Ricercatori dell'Università del Michigan (USA) e della Jiangnan University (Cina) hanno sviluppato un idrogel basato su una fibra sintentica che vanta grande resistenza meccanica alla trazione e che potrebbe essere sfruttato alla stregua della cartilagene naturale.

Non sempre è facile guarire le lesioni al ginocchio o altre che possono capitare alle articolazioni ma un aiuto potrebbe arrivare da un tessuto cartilagineo artificiale in Kevlar, utilizzabile alla stregua di un tessuto connettivo di sostegno specializzato e simili capacità di solidità, flessibilità e di deformarsi limitatamente.

Ricercatori dell’Università del Michigan (USA) e della Jiangnan University (Cina) hanno sviluppato un idrogel basato sul Kevlar – una fibra sintetica aramidica inventata nel 1965 da Stephanie Kwolek, ricercatrice della DuPont – che vanta grande resistenza meccanica alla trazione e che potrebbe essere sfruttata alla stregua di cartilagine naturale.

Michigan News spiega che si tratta di una rete di nanofibre di Kevlar con alcol polivinilico in grado di assorbire a riposo l’acqua, come fanno le cellule che hanno il compito di produrre la sostanza fondamentale del tessuto elastico naturale, e allo stesso tempo di salvaguardare i normali rapporti tra le articolazioni, proteggendo le superfici articolari dall’usura e garantendo il movimento senza attrito.

L’idea potrebbe essere un aiuto nei casi in cui è necessario rigenerare la cartilagine lesa, permettendo ad esempio di intervenire su lesioni post-traumatiche che si verificano dopo un incidente.
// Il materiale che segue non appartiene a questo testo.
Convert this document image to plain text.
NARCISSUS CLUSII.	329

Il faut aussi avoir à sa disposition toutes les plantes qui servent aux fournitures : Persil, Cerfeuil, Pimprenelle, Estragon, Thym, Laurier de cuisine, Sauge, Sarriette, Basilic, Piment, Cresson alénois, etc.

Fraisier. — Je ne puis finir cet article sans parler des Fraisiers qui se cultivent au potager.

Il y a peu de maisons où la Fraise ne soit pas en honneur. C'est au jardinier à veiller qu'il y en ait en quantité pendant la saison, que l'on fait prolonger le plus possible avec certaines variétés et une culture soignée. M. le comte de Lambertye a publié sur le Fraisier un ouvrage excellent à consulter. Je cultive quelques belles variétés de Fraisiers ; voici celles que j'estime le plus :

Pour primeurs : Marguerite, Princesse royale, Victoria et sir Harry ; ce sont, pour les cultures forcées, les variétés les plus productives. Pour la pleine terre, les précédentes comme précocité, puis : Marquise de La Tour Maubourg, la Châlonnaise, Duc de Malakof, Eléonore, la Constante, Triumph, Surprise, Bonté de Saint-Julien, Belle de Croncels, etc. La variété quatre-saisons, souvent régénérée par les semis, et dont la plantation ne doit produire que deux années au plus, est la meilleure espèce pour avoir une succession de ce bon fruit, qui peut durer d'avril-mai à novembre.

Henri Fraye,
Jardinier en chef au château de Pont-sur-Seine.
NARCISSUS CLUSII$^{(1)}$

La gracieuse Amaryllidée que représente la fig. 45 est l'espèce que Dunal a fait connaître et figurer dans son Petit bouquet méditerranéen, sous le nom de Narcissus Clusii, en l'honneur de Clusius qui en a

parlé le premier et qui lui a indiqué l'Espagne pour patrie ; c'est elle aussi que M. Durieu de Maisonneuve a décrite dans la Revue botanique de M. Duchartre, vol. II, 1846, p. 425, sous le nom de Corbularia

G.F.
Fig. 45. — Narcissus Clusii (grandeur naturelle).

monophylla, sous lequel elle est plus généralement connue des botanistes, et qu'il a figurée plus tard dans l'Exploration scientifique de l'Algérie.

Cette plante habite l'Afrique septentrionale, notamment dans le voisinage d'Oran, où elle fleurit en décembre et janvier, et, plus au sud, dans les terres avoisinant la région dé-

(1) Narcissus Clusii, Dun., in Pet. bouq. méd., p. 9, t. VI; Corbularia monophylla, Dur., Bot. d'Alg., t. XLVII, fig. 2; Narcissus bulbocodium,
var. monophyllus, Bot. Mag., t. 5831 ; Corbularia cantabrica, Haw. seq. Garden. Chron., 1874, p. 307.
Sono necessarie ancora varie fasi di studio ma i ricercatori sperano di riuscire a brevettare la sostanza e individuare aziende in grado di trasformare il tutto in realtà.

Al momento i metodi per rigenerare la cartilagine lesa variano dalle tecniche di rigenerazione tramite trapianto (come la Mosaicoplastica, una procedura che utilizza la cartilagine del paziente stesso, praticando un vero e proprio trapianto), alle tecniche di riparazione basate sulla stimolazione dell’osso, ma non sempre è possibile intervenire arrivando a patologie cui si può porre rimedio solo mediante protesi o con interventi diretti sulle ossa.